Boomers are currently aged between 57-75 years old, so they span two categories in this chart. The older group (the 65+ range), mostly done with their earnings years (unless you’re a U.S. politician that literally wants to die in office), could have built up such a large mass of wealth as a cohort, that for the first time ever, the biggest earners are not the biggest spenders, it’s the previous generation of accumulators. And that is a huge deviation from the norm.

I’m going to keep digging into this one and as we pull down more insights, you’ll find them in future publications. And if you have anything interesting for us to look at on this topic, send it over to [email protected].

Foreign Direct Investment

Foreign Direct Investment (FDI) is like external capex financing for nations.

We can look at FDI as a key leading indicator of economic development for the receiving country, and leads local wages, labor productivity, and can spur additional investment from local governments and businesses.

Such is the case with Apple and Foxconn now investing billions in India ($1.5 billion from Foxconn already and Apple stating its plans to spend $40 billion in India over the next 4-5 years) for production of the iPhone 14 and 15. It’s deals like these (along with thousands of others) that helped China pull an estimated 800 million people out of abject poverty since the 1970s.

Countries receiving a larger share of global FDI likely exhibit strong growth potential, a stable political environment including the rule of law, demographic tailwinds, and general economic and military alignment (or at least, countries that aren’t a military threat).

China has been the obvious winner of the last couple of decades since entering the WTO in 2001. FDI flooded the country with more than ~$4 trillion since 2005, and China usually screened as the second largest recipient of FDI every year, second only to the U.S.

But things have begun to slow down a bit.

This chart made some noise a few weeks back and rightfully so.

In this past quarter, China, the world’s trading partner, saw for the first time ever, net negative capital flows out of the country. I’d be speculating if I told you exactly why this is happening, but I presume it’s some combination of the geostrategic fallout post-COVID (countries looking to diversify supply chains away from one highly concentrated partner), the breakdown of relations with the U.S. (seen as a proxy for most of the West), and broad-based economic issues that have seen China struggling to recover from the pandemic after years of relentless growth.

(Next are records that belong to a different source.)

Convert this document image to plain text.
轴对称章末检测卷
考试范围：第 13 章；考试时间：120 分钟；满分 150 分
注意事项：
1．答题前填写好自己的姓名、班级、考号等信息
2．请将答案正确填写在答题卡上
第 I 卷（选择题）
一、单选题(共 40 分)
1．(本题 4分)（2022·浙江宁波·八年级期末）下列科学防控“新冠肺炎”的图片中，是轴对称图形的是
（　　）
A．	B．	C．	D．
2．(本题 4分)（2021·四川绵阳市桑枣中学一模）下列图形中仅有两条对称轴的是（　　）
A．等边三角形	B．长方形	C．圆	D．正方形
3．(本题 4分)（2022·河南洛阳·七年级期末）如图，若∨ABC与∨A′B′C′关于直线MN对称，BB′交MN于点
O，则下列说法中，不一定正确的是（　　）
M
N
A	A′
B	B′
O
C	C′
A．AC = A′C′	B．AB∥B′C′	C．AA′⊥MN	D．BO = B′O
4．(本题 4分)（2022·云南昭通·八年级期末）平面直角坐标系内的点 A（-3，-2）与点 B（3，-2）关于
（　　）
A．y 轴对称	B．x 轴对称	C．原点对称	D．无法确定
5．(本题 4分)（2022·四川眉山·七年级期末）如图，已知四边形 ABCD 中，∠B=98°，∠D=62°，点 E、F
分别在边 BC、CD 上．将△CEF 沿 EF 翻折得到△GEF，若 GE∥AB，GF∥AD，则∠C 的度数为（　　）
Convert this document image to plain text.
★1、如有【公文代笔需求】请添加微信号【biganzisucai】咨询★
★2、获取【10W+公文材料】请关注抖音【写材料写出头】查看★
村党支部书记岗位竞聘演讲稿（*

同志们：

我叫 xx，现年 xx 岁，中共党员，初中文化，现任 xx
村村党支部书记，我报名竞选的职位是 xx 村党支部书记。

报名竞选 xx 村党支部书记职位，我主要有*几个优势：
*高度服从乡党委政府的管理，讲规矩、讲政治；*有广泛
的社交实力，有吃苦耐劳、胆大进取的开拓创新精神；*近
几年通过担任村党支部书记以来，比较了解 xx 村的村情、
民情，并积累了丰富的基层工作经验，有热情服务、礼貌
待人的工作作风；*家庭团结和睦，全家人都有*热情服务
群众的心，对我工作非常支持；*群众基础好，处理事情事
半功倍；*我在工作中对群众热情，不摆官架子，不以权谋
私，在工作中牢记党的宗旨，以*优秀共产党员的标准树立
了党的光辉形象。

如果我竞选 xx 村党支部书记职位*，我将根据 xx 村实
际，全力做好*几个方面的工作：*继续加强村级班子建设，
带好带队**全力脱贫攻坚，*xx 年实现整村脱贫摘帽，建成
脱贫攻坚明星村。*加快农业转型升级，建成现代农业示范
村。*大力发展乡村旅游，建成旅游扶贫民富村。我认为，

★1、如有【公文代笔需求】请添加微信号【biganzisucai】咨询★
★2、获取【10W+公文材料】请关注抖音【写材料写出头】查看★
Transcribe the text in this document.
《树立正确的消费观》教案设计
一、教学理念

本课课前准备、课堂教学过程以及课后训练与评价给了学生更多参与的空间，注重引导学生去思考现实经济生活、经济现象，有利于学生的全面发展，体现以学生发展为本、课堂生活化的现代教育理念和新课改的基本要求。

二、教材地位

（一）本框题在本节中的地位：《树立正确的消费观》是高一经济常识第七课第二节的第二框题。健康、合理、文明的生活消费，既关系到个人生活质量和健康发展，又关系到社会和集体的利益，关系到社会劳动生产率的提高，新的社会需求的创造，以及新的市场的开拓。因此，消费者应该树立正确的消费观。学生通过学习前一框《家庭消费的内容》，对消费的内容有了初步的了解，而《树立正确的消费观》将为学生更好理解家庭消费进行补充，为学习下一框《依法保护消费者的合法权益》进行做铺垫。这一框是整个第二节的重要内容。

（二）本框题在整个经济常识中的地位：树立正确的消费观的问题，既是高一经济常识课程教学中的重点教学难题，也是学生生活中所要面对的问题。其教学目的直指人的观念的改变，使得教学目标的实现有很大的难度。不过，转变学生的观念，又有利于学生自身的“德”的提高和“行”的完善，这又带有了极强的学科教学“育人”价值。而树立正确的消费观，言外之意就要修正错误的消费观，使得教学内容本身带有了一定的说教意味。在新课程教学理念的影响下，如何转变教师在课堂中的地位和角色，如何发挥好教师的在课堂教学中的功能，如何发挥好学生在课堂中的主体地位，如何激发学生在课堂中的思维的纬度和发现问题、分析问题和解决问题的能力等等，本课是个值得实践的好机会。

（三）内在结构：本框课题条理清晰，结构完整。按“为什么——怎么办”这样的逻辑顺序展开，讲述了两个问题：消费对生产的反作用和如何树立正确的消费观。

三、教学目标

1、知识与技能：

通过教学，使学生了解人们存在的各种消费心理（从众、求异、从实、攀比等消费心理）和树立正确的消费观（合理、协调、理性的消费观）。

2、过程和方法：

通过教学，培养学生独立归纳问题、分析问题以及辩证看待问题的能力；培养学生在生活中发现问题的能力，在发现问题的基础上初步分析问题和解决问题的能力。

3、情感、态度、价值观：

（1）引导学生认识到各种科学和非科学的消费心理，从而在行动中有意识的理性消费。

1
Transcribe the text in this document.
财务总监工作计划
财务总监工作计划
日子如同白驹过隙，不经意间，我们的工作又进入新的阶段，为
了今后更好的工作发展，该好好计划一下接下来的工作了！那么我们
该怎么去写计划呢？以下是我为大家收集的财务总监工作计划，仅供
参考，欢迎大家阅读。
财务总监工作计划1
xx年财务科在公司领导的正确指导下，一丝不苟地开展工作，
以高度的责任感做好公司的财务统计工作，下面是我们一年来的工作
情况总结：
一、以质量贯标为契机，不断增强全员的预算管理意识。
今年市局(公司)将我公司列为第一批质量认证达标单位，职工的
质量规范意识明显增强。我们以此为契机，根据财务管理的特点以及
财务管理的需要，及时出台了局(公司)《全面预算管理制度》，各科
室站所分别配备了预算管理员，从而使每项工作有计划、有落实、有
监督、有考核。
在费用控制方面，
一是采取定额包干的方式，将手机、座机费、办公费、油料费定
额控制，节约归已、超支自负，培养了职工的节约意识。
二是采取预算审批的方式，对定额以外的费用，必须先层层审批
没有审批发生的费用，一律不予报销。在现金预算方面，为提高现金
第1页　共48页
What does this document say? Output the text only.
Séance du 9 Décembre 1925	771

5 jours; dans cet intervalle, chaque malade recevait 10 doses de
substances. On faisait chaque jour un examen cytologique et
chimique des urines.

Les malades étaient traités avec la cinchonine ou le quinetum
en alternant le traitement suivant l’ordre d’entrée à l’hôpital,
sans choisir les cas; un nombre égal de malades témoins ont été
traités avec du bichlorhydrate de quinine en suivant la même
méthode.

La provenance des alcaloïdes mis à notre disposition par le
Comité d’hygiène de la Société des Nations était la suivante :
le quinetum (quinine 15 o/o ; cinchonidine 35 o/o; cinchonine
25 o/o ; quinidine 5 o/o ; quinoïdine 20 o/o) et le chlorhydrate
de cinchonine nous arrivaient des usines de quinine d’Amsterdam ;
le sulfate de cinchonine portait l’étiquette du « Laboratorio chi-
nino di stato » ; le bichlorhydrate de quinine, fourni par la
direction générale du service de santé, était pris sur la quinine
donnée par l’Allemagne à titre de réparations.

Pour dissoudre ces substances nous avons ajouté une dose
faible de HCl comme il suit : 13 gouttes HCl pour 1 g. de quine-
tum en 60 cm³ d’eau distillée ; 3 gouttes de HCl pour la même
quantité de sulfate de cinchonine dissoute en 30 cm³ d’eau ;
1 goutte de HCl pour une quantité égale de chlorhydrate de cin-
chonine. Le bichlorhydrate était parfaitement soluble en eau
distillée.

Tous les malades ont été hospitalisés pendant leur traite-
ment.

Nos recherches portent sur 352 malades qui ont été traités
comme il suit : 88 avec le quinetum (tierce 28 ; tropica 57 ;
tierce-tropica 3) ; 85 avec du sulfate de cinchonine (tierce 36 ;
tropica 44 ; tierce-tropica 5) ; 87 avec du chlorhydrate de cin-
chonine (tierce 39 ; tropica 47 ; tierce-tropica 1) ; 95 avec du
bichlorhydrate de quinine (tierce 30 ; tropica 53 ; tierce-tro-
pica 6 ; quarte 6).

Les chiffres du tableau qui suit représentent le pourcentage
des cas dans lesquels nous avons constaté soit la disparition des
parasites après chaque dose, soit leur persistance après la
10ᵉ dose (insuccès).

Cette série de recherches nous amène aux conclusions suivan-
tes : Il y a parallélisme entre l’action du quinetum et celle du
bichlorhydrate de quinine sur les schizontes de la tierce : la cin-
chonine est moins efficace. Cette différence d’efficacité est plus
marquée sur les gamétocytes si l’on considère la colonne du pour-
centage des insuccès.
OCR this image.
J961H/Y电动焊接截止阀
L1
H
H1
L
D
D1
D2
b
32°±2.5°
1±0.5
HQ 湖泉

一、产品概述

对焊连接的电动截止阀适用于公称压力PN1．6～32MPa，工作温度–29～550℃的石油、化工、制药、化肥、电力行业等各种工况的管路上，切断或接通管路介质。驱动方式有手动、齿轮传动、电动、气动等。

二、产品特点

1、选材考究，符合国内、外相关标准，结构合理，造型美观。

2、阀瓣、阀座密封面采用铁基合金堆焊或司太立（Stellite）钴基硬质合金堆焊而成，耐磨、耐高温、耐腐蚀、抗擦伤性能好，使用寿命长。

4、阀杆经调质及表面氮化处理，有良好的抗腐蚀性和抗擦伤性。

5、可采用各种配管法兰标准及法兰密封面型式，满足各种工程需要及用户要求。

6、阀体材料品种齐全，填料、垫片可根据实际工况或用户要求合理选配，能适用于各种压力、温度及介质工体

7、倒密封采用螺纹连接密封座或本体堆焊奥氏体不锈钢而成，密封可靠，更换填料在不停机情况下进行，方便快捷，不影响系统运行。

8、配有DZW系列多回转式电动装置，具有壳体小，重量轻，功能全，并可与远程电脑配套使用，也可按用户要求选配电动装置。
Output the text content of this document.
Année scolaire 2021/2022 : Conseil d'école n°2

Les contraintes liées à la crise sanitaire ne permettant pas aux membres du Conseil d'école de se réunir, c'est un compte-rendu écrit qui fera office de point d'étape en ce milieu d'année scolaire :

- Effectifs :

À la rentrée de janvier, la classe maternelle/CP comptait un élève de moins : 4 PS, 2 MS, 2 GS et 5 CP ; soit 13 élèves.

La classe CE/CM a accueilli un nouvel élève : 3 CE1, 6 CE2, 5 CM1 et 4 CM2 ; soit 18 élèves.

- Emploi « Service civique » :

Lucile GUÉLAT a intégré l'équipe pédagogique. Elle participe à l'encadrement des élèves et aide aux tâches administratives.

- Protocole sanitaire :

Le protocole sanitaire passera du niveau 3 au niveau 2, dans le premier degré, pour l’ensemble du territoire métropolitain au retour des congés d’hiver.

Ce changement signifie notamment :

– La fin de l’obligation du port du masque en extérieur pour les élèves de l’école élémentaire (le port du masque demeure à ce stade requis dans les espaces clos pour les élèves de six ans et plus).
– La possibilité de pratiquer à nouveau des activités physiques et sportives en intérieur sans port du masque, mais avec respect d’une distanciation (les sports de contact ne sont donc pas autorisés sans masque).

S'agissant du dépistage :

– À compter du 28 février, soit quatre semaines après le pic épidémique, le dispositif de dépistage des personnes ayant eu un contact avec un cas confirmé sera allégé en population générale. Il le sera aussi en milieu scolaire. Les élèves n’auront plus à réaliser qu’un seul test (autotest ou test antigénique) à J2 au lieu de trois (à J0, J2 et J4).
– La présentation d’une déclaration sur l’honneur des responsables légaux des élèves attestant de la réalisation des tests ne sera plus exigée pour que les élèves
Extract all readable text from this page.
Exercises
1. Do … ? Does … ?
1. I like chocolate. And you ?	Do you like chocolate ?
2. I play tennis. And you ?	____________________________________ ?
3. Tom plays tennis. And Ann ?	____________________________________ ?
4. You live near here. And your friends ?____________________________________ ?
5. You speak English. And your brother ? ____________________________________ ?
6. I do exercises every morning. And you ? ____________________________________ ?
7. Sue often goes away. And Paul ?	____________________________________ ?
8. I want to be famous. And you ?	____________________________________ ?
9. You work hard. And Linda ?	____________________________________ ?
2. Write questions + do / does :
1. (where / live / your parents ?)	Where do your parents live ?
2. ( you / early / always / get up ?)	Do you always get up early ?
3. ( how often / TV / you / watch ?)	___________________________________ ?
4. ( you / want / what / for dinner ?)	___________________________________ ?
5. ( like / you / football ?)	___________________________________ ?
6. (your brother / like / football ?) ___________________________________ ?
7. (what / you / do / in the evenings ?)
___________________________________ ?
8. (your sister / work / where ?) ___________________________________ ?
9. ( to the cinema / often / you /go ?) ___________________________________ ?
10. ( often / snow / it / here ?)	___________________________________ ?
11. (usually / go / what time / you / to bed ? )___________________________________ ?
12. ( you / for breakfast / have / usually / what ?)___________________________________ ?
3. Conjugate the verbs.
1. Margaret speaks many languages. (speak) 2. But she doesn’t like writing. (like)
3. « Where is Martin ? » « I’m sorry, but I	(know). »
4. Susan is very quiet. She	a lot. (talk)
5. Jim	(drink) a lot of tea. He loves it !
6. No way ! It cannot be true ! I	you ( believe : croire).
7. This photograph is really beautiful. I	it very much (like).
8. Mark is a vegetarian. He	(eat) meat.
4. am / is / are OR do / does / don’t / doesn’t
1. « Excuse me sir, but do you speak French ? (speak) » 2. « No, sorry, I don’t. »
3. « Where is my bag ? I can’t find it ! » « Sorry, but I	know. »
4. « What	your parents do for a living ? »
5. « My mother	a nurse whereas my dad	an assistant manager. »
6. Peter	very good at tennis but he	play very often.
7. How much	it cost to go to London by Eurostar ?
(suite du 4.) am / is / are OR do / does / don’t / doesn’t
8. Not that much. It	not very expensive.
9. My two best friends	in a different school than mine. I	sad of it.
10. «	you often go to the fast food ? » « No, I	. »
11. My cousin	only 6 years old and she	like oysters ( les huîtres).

But to be fair, in 2022 China still took down 12% of all global FDI, second only to the U.S and twice as much as the next largest recipient, Brazil.

A different view that should give you some food for thought, is FDI flows relative to GDP. Through this lens, China has been slowing for a while now, while other nations have been making some headway. I recognize the nominal numbers here are still vastly in China’s favor, but the trajectory is not.  

Corporations invest capex on long-duration assets knowing the return on those assets is sometime out in the future. For example, the average lead time of a new metal mine from discovery to production is 16 years and costs are typically in the billions. But the payoff of that investment is, at least hopefully, worth it in the long run.

FDI is no different, and if you want to look to the future for which countries will likely lead the global economy into the back half of this century, you don’t need to look too much further than this section (which we will be continuously updating as FDI is a key thematic we’ll be covering in our Research Editorials).